Un’altra pratica evangelica è l’unzione del malato con olio benedetto; già i Dodici, inviati da Gesù, “scacciavano molti demoni, ungevano di olio molti infermi e li guarivano” (Mc 6,12).
Nella Chiesa un apposito “sacramento dei malati”, che comprende nel suo rituale sia l’imposizione delle mani che l’unzione con olio, significa concretamente al sofferente la salvezza che il Signore gli porta: nell’“Unzione degli infermi” l’adesione al Signore nella confessione dei propri peccati è foriera di guarigione e di resurrezione. Giacomo afferma: “Chi è malato, chiami presso di sé i presbìteri della Chiesa ed essi preghino su di lui, ungendolo con olio nel nome del Signore. E la preghiera fatta con fede salverà il malato: il Signore lo solleverà e, se ha commesso peccati, gli saranno perdonati” (Gc 5,14-15).
Paolo più volte enumera, tra i “carismi, … manifestazioni particolari dello Spirito per il bene comune” (1 Cor 12,1.7), il “dono di far guarigioni” (1 Cor 12,9.28.30). In che cosa consiste?

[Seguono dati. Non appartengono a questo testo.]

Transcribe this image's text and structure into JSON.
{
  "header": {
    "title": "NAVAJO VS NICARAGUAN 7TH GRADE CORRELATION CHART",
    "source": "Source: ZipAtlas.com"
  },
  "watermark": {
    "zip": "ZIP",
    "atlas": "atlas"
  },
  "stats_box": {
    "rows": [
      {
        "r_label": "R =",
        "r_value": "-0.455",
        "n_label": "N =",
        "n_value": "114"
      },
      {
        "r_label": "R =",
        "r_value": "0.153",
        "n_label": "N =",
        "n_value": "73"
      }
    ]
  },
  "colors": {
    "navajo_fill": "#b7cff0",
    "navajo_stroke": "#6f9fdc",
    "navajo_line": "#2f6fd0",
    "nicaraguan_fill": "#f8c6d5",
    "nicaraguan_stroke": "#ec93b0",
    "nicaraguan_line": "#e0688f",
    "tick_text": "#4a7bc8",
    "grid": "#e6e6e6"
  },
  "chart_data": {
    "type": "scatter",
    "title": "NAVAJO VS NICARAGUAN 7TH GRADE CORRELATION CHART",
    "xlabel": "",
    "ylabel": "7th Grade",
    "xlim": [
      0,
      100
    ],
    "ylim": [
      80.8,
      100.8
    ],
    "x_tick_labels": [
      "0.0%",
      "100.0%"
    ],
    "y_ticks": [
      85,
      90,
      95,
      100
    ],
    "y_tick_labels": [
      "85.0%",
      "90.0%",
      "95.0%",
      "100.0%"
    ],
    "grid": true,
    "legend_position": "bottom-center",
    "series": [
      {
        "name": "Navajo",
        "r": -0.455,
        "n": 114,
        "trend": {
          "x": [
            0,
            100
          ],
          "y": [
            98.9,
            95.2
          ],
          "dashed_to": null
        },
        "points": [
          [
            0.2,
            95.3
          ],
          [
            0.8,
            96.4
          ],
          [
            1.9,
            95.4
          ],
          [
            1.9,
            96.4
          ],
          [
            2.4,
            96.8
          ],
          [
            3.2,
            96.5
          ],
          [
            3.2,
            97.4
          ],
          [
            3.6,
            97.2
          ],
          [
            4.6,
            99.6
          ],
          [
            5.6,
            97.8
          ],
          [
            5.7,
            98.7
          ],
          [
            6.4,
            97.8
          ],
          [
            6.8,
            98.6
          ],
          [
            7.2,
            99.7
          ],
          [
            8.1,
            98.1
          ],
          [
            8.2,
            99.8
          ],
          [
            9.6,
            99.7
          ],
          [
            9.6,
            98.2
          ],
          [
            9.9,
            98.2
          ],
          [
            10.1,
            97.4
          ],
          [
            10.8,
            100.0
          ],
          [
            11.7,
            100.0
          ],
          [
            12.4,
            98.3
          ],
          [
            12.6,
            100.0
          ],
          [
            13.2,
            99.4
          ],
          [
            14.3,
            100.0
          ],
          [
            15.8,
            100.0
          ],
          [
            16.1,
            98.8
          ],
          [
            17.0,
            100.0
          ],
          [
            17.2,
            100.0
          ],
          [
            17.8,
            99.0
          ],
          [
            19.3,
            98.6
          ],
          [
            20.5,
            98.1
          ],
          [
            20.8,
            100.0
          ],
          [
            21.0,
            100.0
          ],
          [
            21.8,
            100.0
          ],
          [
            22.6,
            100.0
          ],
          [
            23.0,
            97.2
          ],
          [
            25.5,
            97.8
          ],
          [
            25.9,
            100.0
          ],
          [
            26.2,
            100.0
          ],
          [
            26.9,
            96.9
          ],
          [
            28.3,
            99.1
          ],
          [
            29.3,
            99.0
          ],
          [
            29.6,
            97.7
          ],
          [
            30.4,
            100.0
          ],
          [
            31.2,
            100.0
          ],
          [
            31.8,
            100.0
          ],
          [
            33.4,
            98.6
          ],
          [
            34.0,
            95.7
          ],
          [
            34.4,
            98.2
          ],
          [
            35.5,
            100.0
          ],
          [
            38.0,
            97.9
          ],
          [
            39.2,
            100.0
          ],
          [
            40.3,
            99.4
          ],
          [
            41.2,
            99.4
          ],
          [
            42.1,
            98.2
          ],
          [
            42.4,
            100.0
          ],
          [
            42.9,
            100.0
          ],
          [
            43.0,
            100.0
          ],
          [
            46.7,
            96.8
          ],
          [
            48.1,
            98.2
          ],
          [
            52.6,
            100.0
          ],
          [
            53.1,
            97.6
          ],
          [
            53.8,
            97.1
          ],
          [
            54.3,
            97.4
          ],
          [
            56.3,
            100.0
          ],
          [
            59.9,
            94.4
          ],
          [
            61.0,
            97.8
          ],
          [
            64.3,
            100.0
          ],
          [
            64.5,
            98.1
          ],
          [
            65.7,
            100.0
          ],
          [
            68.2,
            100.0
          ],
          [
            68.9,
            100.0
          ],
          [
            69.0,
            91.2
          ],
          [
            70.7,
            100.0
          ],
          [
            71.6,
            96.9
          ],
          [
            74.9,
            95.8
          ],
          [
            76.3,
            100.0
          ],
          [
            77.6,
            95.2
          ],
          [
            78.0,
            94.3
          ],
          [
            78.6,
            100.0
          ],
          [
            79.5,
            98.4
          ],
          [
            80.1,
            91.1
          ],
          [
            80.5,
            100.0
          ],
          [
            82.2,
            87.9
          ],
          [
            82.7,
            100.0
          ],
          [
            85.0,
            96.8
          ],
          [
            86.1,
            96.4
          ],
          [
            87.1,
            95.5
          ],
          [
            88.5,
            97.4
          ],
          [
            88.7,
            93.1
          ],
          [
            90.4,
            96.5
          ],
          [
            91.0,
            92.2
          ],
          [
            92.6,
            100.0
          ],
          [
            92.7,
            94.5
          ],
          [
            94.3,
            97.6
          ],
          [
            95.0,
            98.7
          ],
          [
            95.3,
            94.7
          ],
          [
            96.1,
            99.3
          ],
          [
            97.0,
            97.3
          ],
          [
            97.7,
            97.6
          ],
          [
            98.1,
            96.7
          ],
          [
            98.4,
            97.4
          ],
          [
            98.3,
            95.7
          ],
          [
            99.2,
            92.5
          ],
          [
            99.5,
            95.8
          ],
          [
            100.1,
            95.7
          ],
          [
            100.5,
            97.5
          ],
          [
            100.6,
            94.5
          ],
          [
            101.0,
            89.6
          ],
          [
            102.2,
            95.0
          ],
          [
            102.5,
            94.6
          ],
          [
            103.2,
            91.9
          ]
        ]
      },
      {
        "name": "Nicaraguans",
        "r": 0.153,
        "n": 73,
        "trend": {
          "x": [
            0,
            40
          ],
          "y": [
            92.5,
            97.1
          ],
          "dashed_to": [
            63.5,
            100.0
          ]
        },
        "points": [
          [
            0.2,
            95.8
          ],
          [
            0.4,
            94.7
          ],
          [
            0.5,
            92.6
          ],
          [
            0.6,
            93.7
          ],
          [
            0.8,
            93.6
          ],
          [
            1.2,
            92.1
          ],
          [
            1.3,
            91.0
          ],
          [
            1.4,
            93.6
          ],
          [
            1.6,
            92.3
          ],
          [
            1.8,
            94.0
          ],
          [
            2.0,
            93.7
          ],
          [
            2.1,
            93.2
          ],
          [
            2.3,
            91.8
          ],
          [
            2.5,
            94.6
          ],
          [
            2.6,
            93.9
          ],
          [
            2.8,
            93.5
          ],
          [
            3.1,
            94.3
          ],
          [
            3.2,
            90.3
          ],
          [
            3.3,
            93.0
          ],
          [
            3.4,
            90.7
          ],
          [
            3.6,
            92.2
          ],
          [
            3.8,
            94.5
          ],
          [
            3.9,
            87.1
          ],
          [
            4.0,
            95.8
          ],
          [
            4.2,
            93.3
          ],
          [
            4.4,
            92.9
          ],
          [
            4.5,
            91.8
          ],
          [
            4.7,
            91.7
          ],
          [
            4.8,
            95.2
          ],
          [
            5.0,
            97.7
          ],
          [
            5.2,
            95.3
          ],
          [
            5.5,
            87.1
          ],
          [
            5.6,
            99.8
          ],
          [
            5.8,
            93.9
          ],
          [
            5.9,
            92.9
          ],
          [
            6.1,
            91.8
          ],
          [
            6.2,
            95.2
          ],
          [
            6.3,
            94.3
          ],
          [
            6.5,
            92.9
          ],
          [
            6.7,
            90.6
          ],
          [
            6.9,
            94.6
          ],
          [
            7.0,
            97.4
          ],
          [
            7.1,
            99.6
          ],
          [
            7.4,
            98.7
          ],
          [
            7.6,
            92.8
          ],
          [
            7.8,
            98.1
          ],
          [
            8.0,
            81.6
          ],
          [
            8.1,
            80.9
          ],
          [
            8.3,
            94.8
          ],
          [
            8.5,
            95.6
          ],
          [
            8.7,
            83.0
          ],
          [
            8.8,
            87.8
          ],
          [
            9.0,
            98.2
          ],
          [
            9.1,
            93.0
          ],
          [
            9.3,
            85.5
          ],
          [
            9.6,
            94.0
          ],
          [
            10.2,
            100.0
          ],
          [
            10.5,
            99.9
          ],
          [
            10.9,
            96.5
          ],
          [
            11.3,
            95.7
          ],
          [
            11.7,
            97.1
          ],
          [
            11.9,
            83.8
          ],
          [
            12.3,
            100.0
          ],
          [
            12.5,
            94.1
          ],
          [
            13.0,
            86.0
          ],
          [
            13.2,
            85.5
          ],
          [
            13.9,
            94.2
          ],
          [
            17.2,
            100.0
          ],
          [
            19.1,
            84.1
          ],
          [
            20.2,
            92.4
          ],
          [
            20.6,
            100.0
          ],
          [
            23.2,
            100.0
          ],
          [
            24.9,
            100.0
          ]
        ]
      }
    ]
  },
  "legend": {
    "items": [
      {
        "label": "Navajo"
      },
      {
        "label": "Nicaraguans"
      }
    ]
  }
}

Si noti innanzitutto come Paolo distingua il “dono di far guarigioni” dal “potere dei miracoli” (1 Cor 12,7-10.28-30). Il “dono delle guarigioni” è innanzitutto la lotta tenace alla malattia, usufruendo di quanto di meglio la scienza umana può offrire. Già il Siracide raccomandava il ricorso al medico, strumento dell’Altissimo per dare guarigione (Sir 38,1-15).
Altre volte il credente sarà chiamato a guarire pregando per il malato: “La maggior parte delle guarigioni, almeno come le vediamo ai nostri giorni, non sono né miracolose né immediate. Ciò che succede in molti casi è che, grazie alla preghiera, scompaiono le cause della malattia, come l’odio, il rancore, la paura, il rigetto della vita, il nervosismo, la tensione, e l’infermo recupera la pace e la salute. In molti casi la grazia della preghiera riattiva ed intensifica le forze naturali per recuperare la salute con più rapidità” (M. Iragui). La preghiera con e per il malato, lo aiuta ad aderire sempre di più al Signore, e ciò diventa fonte di immenso benessere interiore, che talora si traduce anche in miglioramenti o guarigioni anche sul piano fisico.
“Ciò non esclude che ci siano anche guarigioni miracolose, frutto di un intervento miracoloso del Signore” (M. Iragui). Ma in ogni caso, ricordiamocelo bene, il discepolo del Signore è soprattutto colui che proclama al malato il miracolo più grande, che è il fatto che Dio nel Figlio si è incarnato per prendere su di sè tutte le nostre sofferenze, per annientarle nella risurrezione del Cristo. E se anche si possono chiedere a Dio miracoli terreni, certamente il dono più grande da implorare sarà la comprensione e soprattutto l’adesione nella fede al suo immenso progetto d’amore, per cui Dio non ha esitato a sacrificare il Figlio per noi: e l’“amen” amoroso e convinto a questo meraviglioso mistero è l’unico vero mezzo di guarigione e di salvezza integrale per tutti gli uomini di tutti i tempi.